3. Time: It was also difficult to identify and include all the relevant managers and secondary sources of information due to time restrictions for the present research. Including everyone’s perspective involved with the supply chain management in a large organization such as ARAMCO required much more time than what was available to the researcher. Besides the limitations noted above, some of the respondents showed concerns about confidentiality of information and were therefore reluctant to express their views in details. However, after explanation from the researcher about the strict code of ethics followed by the UK universities, they were satisfied and shared their views liberally. Getting explicit consent from the interviews and ensuring them about the confidentiality of the collected information also meant that the ethical rules and regulations of Northumbria University were fully adhered during data collectionprocedures.

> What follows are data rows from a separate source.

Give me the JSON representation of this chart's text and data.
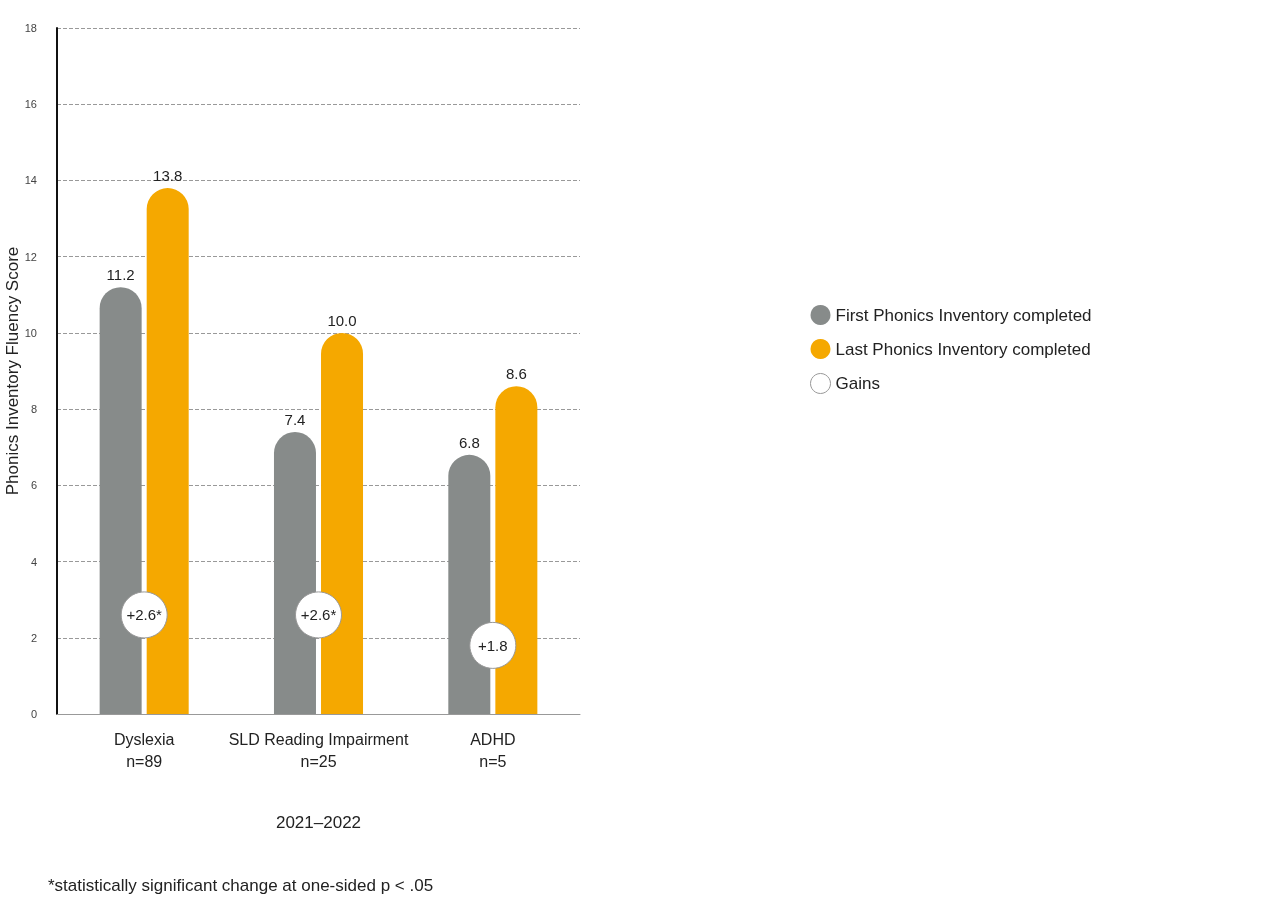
{
  "chart_data": {
    "type": "bar",
    "categories": [
      "Dyslexia\nn=89",
      "SLD Reading Impairment\nn=25",
      "ADHD\nn=5"
    ],
    "xlabel": "2021–2022",
    "ylabel": "Phonics Inventory Fluency Score",
    "series": [
      {
        "name": "First Phonics Inventory completed",
        "color": "#878b8a",
        "values": [
          11.2,
          7.4,
          6.8
        ],
        "value_labels": [
          "11.2",
          "7.4",
          "6.8"
        ]
      },
      {
        "name": "Last Phonics Inventory completed",
        "color": "#f5a800",
        "values": [
          13.8,
          10.0,
          8.6
        ],
        "value_labels": [
          "13.8",
          "10.0",
          "8.6"
        ]
      },
      {
        "name": "Gains",
        "type": "scatter",
        "color": "#ffffff",
        "values": [
          2.6,
          2.6,
          1.8
        ],
        "value_labels": [
          "+2.6*",
          "+2.6*",
          "+1.8"
        ]
      }
    ],
    "ylim": [
      0,
      18
    ],
    "yticks": [
      0,
      2,
      4,
      6,
      8,
      10,
      12,
      14,
      16,
      18
    ],
    "grid": "y",
    "legend": "right",
    "annotations": [
      "*statistically significant change at one-sided p < .05"
    ]
  }
}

3.9Summary and Conclusions
This chapter aimed at explaining the research methodology adopted for the present research. The entire methodological choices made by the researcher have been used in Figure 3.1 below. The researcher opted for following a pragmatic approach due to its relevance to the research objectives and comparative advantages over other paradigms. A case study methodology was selected and the rationale for opting case study approach lied in its ability to observe complicated processes at organizational level using multiple sources of information (Ogbonna and Wilkinson, 2003; Eisenhardt and Graebner, 2007). The judgmental snowball sampling technique was used to select the interviewees based on the references from initial contacts at Saudi ARAMCO as well as the expertise possessed.
Face to face interviews considered as one of the most important and appropriate qualitative data gathering technique (Saunders et al. 2009) then made it possible to gather the first-hand information from actual sources. The data was transcribed and analysed for recurrent themes to be described as a narrative under major themes. Draft interviews were subjected to respondent validation for increased accuracy and reliability while triangulation was used to achieve construct validity. The results present in the following chapter are expected to have limited generalizibility due to highly contextual information gathered through the case study.